Volunteering to Address Home Care & Equipment Needs for Seniors & the Disabled – by Nina Nath

“Abled does not mean Enabled. Disabled does not mean less Abled.” – Khang Kijarro Nguyen

Disability has many faces, colors, races, cultures and ages. Seniors and People with Disabilities need and have the right to live independent, loving, caring lives with suitable equipment and support for their type of disability or limitations.

In today’s advanced technological world, more and more new Equipment is being developed to meet today’s needs. For instance, wheelchairs have advanced to climb stairs, lift the person to reach upper shelves and those that work with brain waves for people who cannot perform anything with their arms, legs, in other words fully disabled to name a few.

Unfortunately, these specialty type of wheelchairs are very expensive and a person on a regular income cannot afford these.

It is great and good that our government provides Special Needs people with second hand common types of equipment. These, however, are not enough. Since there are different types of disabilities unique to the individual, it would be great if equipment suitable to the individual’s disability and safety could be provided, such as cameras installed in their homes and Care Homes for their safety from intruders, criminals and thieves who take advantage of a person’s disability. This would provide more safety, confidence, independence which would increase their self confidence, lead them to participate more in life, instead of combating loneliness, helplessness, low self-esteem, depression and other such negative effects.

The people who make decisions about issues and services affecting People with Disabilities or Seniors should ask themselves how would they feel if they or their loved one was in their shoes every minute of the time?
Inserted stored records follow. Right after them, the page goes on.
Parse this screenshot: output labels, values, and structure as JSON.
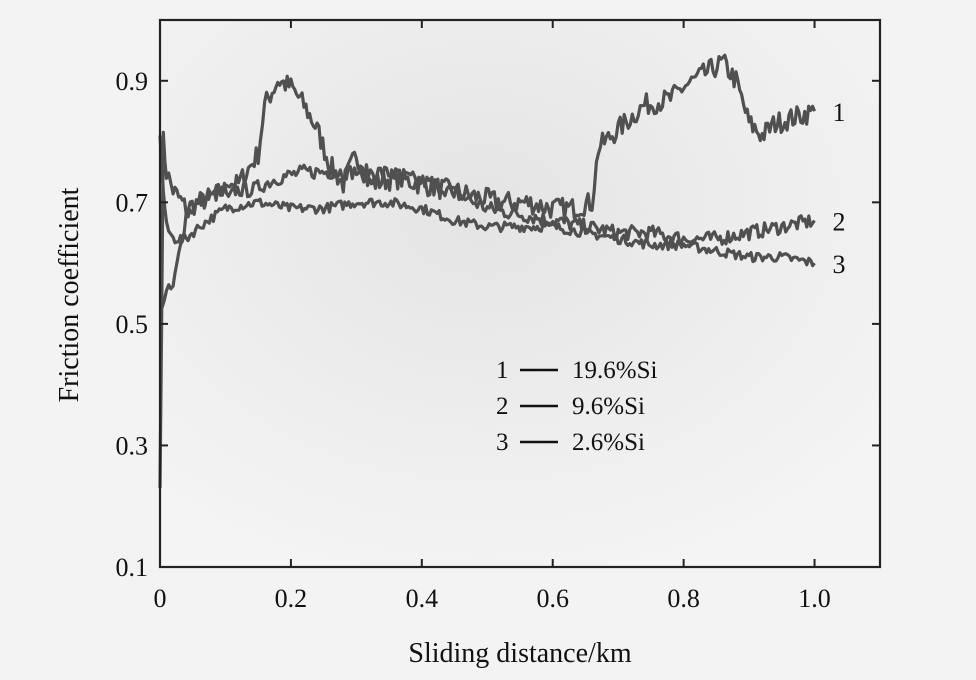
{
  "chart_data": {
    "type": "line",
    "xlabel": "Sliding distance/km",
    "ylabel": "Friction coefficient",
    "xlim": [
      0,
      1.1
    ],
    "ylim": [
      0.1,
      1.0
    ],
    "xticks": [
      "0",
      "0.2",
      "0.4",
      "0.6",
      "0.8",
      "1.0"
    ],
    "xtick_values": [
      0,
      0.2,
      0.4,
      0.6,
      0.8,
      1.0
    ],
    "yticks": [
      "0.1",
      "0.3",
      "0.5",
      "0.7",
      "0.9"
    ],
    "ytick_values": [
      0.1,
      0.3,
      0.5,
      0.7,
      0.9
    ],
    "grid": false,
    "legend_position": "center",
    "series_color": "#505050",
    "series": [
      {
        "tag": "1",
        "name": "19.6%Si",
        "noise": 0.018,
        "x": [
          0.0,
          0.005,
          0.01,
          0.02,
          0.04,
          0.08,
          0.12,
          0.15,
          0.16,
          0.18,
          0.2,
          0.22,
          0.24,
          0.26,
          0.28,
          0.3,
          0.32,
          0.36,
          0.4,
          0.44,
          0.48,
          0.52,
          0.56,
          0.6,
          0.63,
          0.66,
          0.67,
          0.7,
          0.74,
          0.78,
          0.8,
          0.83,
          0.86,
          0.88,
          0.9,
          0.92,
          0.94,
          0.97,
          1.0
        ],
        "y": [
          0.23,
          0.8,
          0.75,
          0.72,
          0.69,
          0.71,
          0.73,
          0.78,
          0.86,
          0.9,
          0.89,
          0.86,
          0.82,
          0.76,
          0.73,
          0.78,
          0.73,
          0.74,
          0.73,
          0.72,
          0.71,
          0.7,
          0.7,
          0.69,
          0.69,
          0.7,
          0.79,
          0.82,
          0.86,
          0.87,
          0.89,
          0.91,
          0.93,
          0.9,
          0.83,
          0.81,
          0.83,
          0.84,
          0.85
        ]
      },
      {
        "tag": "2",
        "name": "9.6%Si",
        "noise": 0.012,
        "x": [
          0.0,
          0.01,
          0.02,
          0.04,
          0.06,
          0.08,
          0.1,
          0.14,
          0.18,
          0.22,
          0.26,
          0.3,
          0.34,
          0.38,
          0.42,
          0.46,
          0.5,
          0.55,
          0.6,
          0.65,
          0.7,
          0.75,
          0.8,
          0.85,
          0.9,
          0.95,
          1.0
        ],
        "y": [
          0.53,
          0.55,
          0.56,
          0.68,
          0.7,
          0.71,
          0.72,
          0.72,
          0.74,
          0.75,
          0.75,
          0.75,
          0.75,
          0.74,
          0.73,
          0.71,
          0.69,
          0.68,
          0.67,
          0.66,
          0.65,
          0.65,
          0.64,
          0.64,
          0.65,
          0.66,
          0.67
        ]
      },
      {
        "tag": "3",
        "name": "2.6%Si",
        "noise": 0.008,
        "x": [
          0.0,
          0.005,
          0.01,
          0.02,
          0.04,
          0.06,
          0.1,
          0.15,
          0.2,
          0.25,
          0.3,
          0.35,
          0.4,
          0.45,
          0.5,
          0.55,
          0.6,
          0.65,
          0.7,
          0.75,
          0.8,
          0.85,
          0.9,
          0.95,
          1.0
        ],
        "y": [
          0.81,
          0.72,
          0.66,
          0.64,
          0.64,
          0.66,
          0.69,
          0.7,
          0.69,
          0.69,
          0.7,
          0.7,
          0.69,
          0.67,
          0.66,
          0.66,
          0.66,
          0.65,
          0.64,
          0.63,
          0.63,
          0.62,
          0.61,
          0.61,
          0.6
        ]
      }
    ],
    "legend": [
      {
        "tag": "1",
        "label": "19.6%Si"
      },
      {
        "tag": "2",
        "label": "9.6%Si"
      },
      {
        "tag": "3",
        "label": "2.6%Si"
      }
    ]
  }
}
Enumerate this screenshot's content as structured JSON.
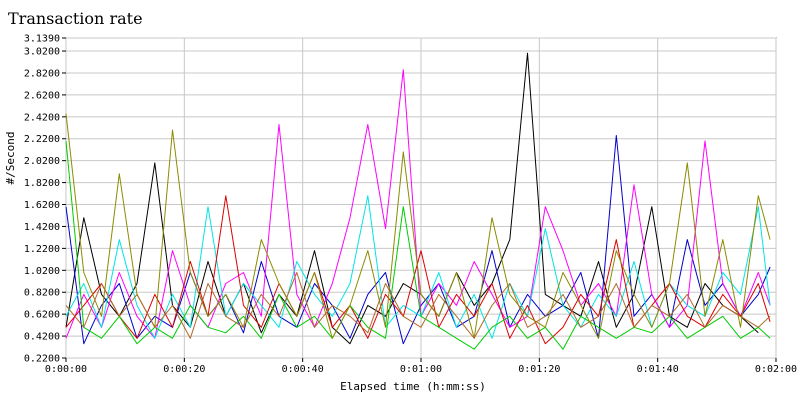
{
  "chart_data": {
    "type": "line",
    "title": "Transaction rate",
    "xlabel": "Elapsed time (h:mm:ss)",
    "ylabel": "#/Second",
    "xlim_seconds": [
      0,
      120
    ],
    "ylim": [
      0.22,
      3.139
    ],
    "x_ticks": [
      {
        "v": 0,
        "label": "0:00:00"
      },
      {
        "v": 20,
        "label": "0:00:20"
      },
      {
        "v": 40,
        "label": "0:00:40"
      },
      {
        "v": 60,
        "label": "0:01:00"
      },
      {
        "v": 80,
        "label": "0:01:20"
      },
      {
        "v": 100,
        "label": "0:01:40"
      },
      {
        "v": 120,
        "label": "0:02:00"
      }
    ],
    "y_ticks": [
      {
        "v": 0.22,
        "label": "0.2200"
      },
      {
        "v": 0.42,
        "label": "0.4200"
      },
      {
        "v": 0.62,
        "label": "0.6200"
      },
      {
        "v": 0.82,
        "label": "0.8200"
      },
      {
        "v": 1.02,
        "label": "1.0200"
      },
      {
        "v": 1.22,
        "label": "1.2200"
      },
      {
        "v": 1.42,
        "label": "1.4200"
      },
      {
        "v": 1.62,
        "label": "1.6200"
      },
      {
        "v": 1.82,
        "label": "1.8200"
      },
      {
        "v": 2.02,
        "label": "2.0200"
      },
      {
        "v": 2.22,
        "label": "2.2200"
      },
      {
        "v": 2.42,
        "label": "2.4200"
      },
      {
        "v": 2.62,
        "label": "2.6200"
      },
      {
        "v": 2.82,
        "label": "2.8200"
      },
      {
        "v": 3.02,
        "label": "3.0200"
      },
      {
        "v": 3.139,
        "label": "3.1390"
      }
    ],
    "grid": true,
    "series": [
      {
        "color": "#000000",
        "x": [
          0,
          3,
          6,
          9,
          12,
          15,
          18,
          21,
          24,
          27,
          30,
          33,
          36,
          39,
          42,
          45,
          48,
          51,
          54,
          57,
          60,
          63,
          66,
          69,
          72,
          75,
          78,
          81,
          84,
          87,
          90,
          93,
          96,
          99,
          102,
          105,
          108,
          111,
          114,
          117
        ],
        "y": [
          0.5,
          1.5,
          0.8,
          0.6,
          0.9,
          2.0,
          0.7,
          0.5,
          1.1,
          0.6,
          0.9,
          0.45,
          0.8,
          0.6,
          1.2,
          0.5,
          0.35,
          0.7,
          0.6,
          0.9,
          0.8,
          0.6,
          1.0,
          0.7,
          0.9,
          1.3,
          3.0,
          0.8,
          0.7,
          0.6,
          1.1,
          0.5,
          0.8,
          1.6,
          0.6,
          0.5,
          0.9,
          0.7,
          0.6,
          0.45
        ]
      },
      {
        "color": "#0000cc",
        "x": [
          0,
          3,
          6,
          9,
          12,
          15,
          18,
          21,
          24,
          27,
          30,
          33,
          36,
          39,
          42,
          45,
          48,
          51,
          54,
          57,
          60,
          63,
          66,
          69,
          72,
          75,
          78,
          81,
          84,
          87,
          90,
          93,
          96,
          99,
          102,
          105,
          108,
          111,
          114,
          117,
          119
        ],
        "y": [
          1.6,
          0.35,
          0.7,
          0.9,
          0.4,
          0.6,
          0.5,
          1.0,
          0.6,
          0.8,
          0.45,
          1.1,
          0.6,
          0.5,
          0.9,
          0.7,
          0.4,
          0.8,
          1.0,
          0.35,
          0.7,
          0.9,
          0.5,
          0.6,
          1.2,
          0.5,
          0.8,
          0.6,
          0.7,
          1.0,
          0.4,
          2.25,
          0.6,
          0.8,
          0.5,
          1.3,
          0.7,
          0.9,
          0.6,
          0.8,
          1.05
        ]
      },
      {
        "color": "#ff00ff",
        "x": [
          0,
          3,
          6,
          9,
          12,
          15,
          18,
          21,
          24,
          27,
          30,
          33,
          36,
          39,
          42,
          45,
          48,
          51,
          54,
          57,
          60,
          63,
          66,
          69,
          72,
          75,
          78,
          81,
          84,
          87,
          90,
          93,
          96,
          99,
          102,
          105,
          108,
          111,
          114,
          117,
          119
        ],
        "y": [
          0.4,
          0.8,
          0.5,
          1.0,
          0.6,
          0.4,
          1.2,
          0.7,
          0.5,
          0.9,
          1.0,
          0.6,
          2.35,
          0.8,
          0.5,
          0.9,
          1.5,
          2.35,
          1.4,
          2.85,
          0.6,
          0.9,
          0.7,
          1.1,
          0.8,
          0.5,
          0.6,
          1.6,
          1.2,
          0.7,
          0.9,
          0.6,
          1.8,
          0.8,
          0.5,
          0.7,
          2.2,
          0.9,
          0.6,
          1.0,
          0.7
        ]
      },
      {
        "color": "#00e5e5",
        "x": [
          0,
          3,
          6,
          9,
          12,
          15,
          18,
          21,
          24,
          27,
          30,
          33,
          36,
          39,
          42,
          45,
          48,
          51,
          54,
          57,
          60,
          63,
          66,
          69,
          72,
          75,
          78,
          81,
          84,
          87,
          90,
          93,
          96,
          99,
          102,
          105,
          108,
          111,
          114,
          117,
          119
        ],
        "y": [
          0.6,
          0.9,
          0.5,
          1.3,
          0.7,
          0.4,
          0.8,
          0.5,
          1.6,
          0.6,
          0.9,
          0.7,
          0.5,
          1.1,
          0.8,
          0.6,
          0.9,
          1.7,
          0.5,
          0.7,
          0.6,
          1.0,
          0.5,
          0.8,
          0.4,
          0.9,
          0.6,
          1.4,
          0.7,
          0.5,
          0.8,
          0.6,
          1.1,
          0.5,
          0.9,
          0.7,
          0.6,
          1.0,
          0.8,
          1.6,
          0.7
        ]
      },
      {
        "color": "#dd0000",
        "x": [
          0,
          3,
          6,
          9,
          12,
          15,
          18,
          21,
          24,
          27,
          30,
          33,
          36,
          39,
          42,
          45,
          48,
          51,
          54,
          57,
          60,
          63,
          66,
          69,
          72,
          75,
          78,
          81,
          84,
          87,
          90,
          93,
          96,
          99,
          102,
          105,
          108,
          111,
          114,
          117,
          119
        ],
        "y": [
          0.5,
          0.7,
          0.9,
          0.6,
          0.4,
          0.8,
          0.5,
          1.1,
          0.6,
          1.7,
          0.7,
          0.5,
          0.9,
          0.6,
          1.0,
          0.5,
          0.7,
          0.4,
          0.8,
          0.6,
          1.2,
          0.5,
          0.8,
          0.6,
          0.9,
          0.4,
          0.7,
          0.35,
          0.5,
          0.8,
          0.6,
          1.3,
          0.5,
          0.7,
          0.9,
          0.6,
          0.5,
          0.8,
          0.6,
          0.9,
          0.55
        ]
      },
      {
        "color": "#00cc00",
        "x": [
          0,
          3,
          6,
          9,
          12,
          15,
          18,
          21,
          24,
          27,
          30,
          33,
          36,
          39,
          42,
          45,
          48,
          51,
          54,
          57,
          60,
          63,
          66,
          69,
          72,
          75,
          78,
          81,
          84,
          87,
          90,
          93,
          96,
          99,
          102,
          105,
          108,
          111,
          114,
          117,
          119
        ],
        "y": [
          2.2,
          0.5,
          0.4,
          0.6,
          0.35,
          0.5,
          0.4,
          0.7,
          0.5,
          0.45,
          0.6,
          0.4,
          0.8,
          0.5,
          0.6,
          0.4,
          0.7,
          0.5,
          0.4,
          1.6,
          0.6,
          0.5,
          0.4,
          0.3,
          0.5,
          0.6,
          0.4,
          0.5,
          0.3,
          0.6,
          0.5,
          0.4,
          0.5,
          0.45,
          0.6,
          0.4,
          0.5,
          0.6,
          0.4,
          0.5,
          0.4
        ]
      },
      {
        "color": "#8b8b00",
        "x": [
          0,
          3,
          6,
          9,
          12,
          15,
          18,
          21,
          24,
          27,
          30,
          33,
          36,
          39,
          42,
          45,
          48,
          51,
          54,
          57,
          60,
          63,
          66,
          69,
          72,
          75,
          78,
          81,
          84,
          87,
          90,
          93,
          96,
          99,
          102,
          105,
          108,
          111,
          114,
          117,
          119
        ],
        "y": [
          2.45,
          1.0,
          0.6,
          1.9,
          0.8,
          0.5,
          2.3,
          1.0,
          0.6,
          0.8,
          0.5,
          1.3,
          0.9,
          0.6,
          1.0,
          0.4,
          0.7,
          1.2,
          0.5,
          2.1,
          0.8,
          0.6,
          1.0,
          0.4,
          1.5,
          0.8,
          0.6,
          0.5,
          1.0,
          0.7,
          0.4,
          1.2,
          0.8,
          0.5,
          0.9,
          2.0,
          0.6,
          1.3,
          0.5,
          1.7,
          1.3
        ]
      },
      {
        "color": "#b06a2a",
        "x": [
          0,
          3,
          6,
          9,
          12,
          15,
          18,
          21,
          24,
          27,
          30,
          33,
          36,
          39,
          42,
          45,
          48,
          51,
          54,
          57,
          60,
          63,
          66,
          69,
          72,
          75,
          78,
          81,
          84,
          87,
          90,
          93,
          96,
          99,
          102,
          105,
          108,
          111,
          114,
          117,
          119
        ],
        "y": [
          0.7,
          0.5,
          0.9,
          0.6,
          0.8,
          0.5,
          0.7,
          0.4,
          0.9,
          0.6,
          0.5,
          0.8,
          0.6,
          1.0,
          0.5,
          0.7,
          0.6,
          0.45,
          0.9,
          0.6,
          0.5,
          0.8,
          0.6,
          0.4,
          0.7,
          0.9,
          0.5,
          0.6,
          0.8,
          0.5,
          0.6,
          0.9,
          0.5,
          0.7,
          0.6,
          0.8,
          0.5,
          0.7,
          0.6,
          0.5,
          0.6
        ]
      }
    ]
  }
}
Perhaps this perspective will provide them with some insight, leading them to think outside of the box.  Special Needs People often live near or under the poverty line, so affordability should be a big consideration.

As a volunteer, what can you do? Fortunately, there are funding programs available from the government for volunteers to get the capital required for accessibility projects. For example, the federal government through the Employment and Social Development Department has the Enabling Accessibility Fund, where youth leaders can apply by September 21, 2018 for grants to complete accessibility projects in their community.  In addition, there is another program available for funding accessibility projects:

The Government of Canada is currently accepting applications until July 26, 2018 from eligible applicants interested in receiving grant funding up to $100,000 from the Enabling Accessibility Fund for small projects. This Fund supports the capital costs of construction, renovation and/or retrofit activities in workplacesFootnote 1 and communities, as well as the provision of accessible technologiesFootnote 2in:

  • Workplace stream: facilities where people with disabilities work, or could work in the future; and,
  • Community Accessibility stream: community spacesFootnote 3 where programs and/or services are offered, or will be offered, to people with disabilities.

Home Care:
This service must be provided for all people with Disabilities and Seniors. This service does encourage these people in many areas of everyday living, thus placing less mental, emotional, and physical pressure on their families. For instance, a family that has to deal with the different emotional pressures of their loved one who is now Disabled or a Senior. When they do home care for this family member, the additional burden can result in illness and inability to work, since the family member has to deal with their own family and financial, emotional anguish and physical exhaustion.

Fortunately, there are volunteer organizations that can provide support, such as Calgary Seniors’ Resource Society. According to their website:

“For over 20 years, Calgary Seniors has been providing much needed and innovative services that prevent and reduce social isolation, and support seniors to live independently to the greatest extent possible.

What makes us so unique is that we effectively combine specialized and registered social workers with volunteers and volunteer programs that work hand-in-hand; not only do we assist in a crisis, but we provide ongoing assistance to ensure seniors are supported appropriately long-term.”


Currently, our City’s Special Needs transportation system and service has improved, but there is always an opportunity to do more to increase accessibility for Seniors and Disabled People. For instance, when the individual is picked up first, he/she should be dropped off at their destination first as well.

Wheelchairs and scooters or any other vehicles should have a sort of canopy over the sitting area to protect the people from environmental effects. Some wheelchairs can climb stairs and this will eliminate expenses for ramps and chairlifts and special needs handi-buses. The City could save a lot of money, which could be spent on funding equipment and other programs that have been cut.

Local organizations like Loving Hands Partners in Care and A Friend In Deed have been created to address some of these issues.

In closing, this article is for the purpose of increasing awareness and educating people about People with Disabilities and Seniors. Some of the people who use wheelchairs and scooters can also walk a certain distance. There are many other issues that they face and Government and local Non-Profit Organizations should be aware, investigate and come up with solutions. In 2018 and Space Age it is heart breaking to see that many people still have closed minds and hearts. It is time to open up their minds and hearts before jumping to conclusions. Learning never stops.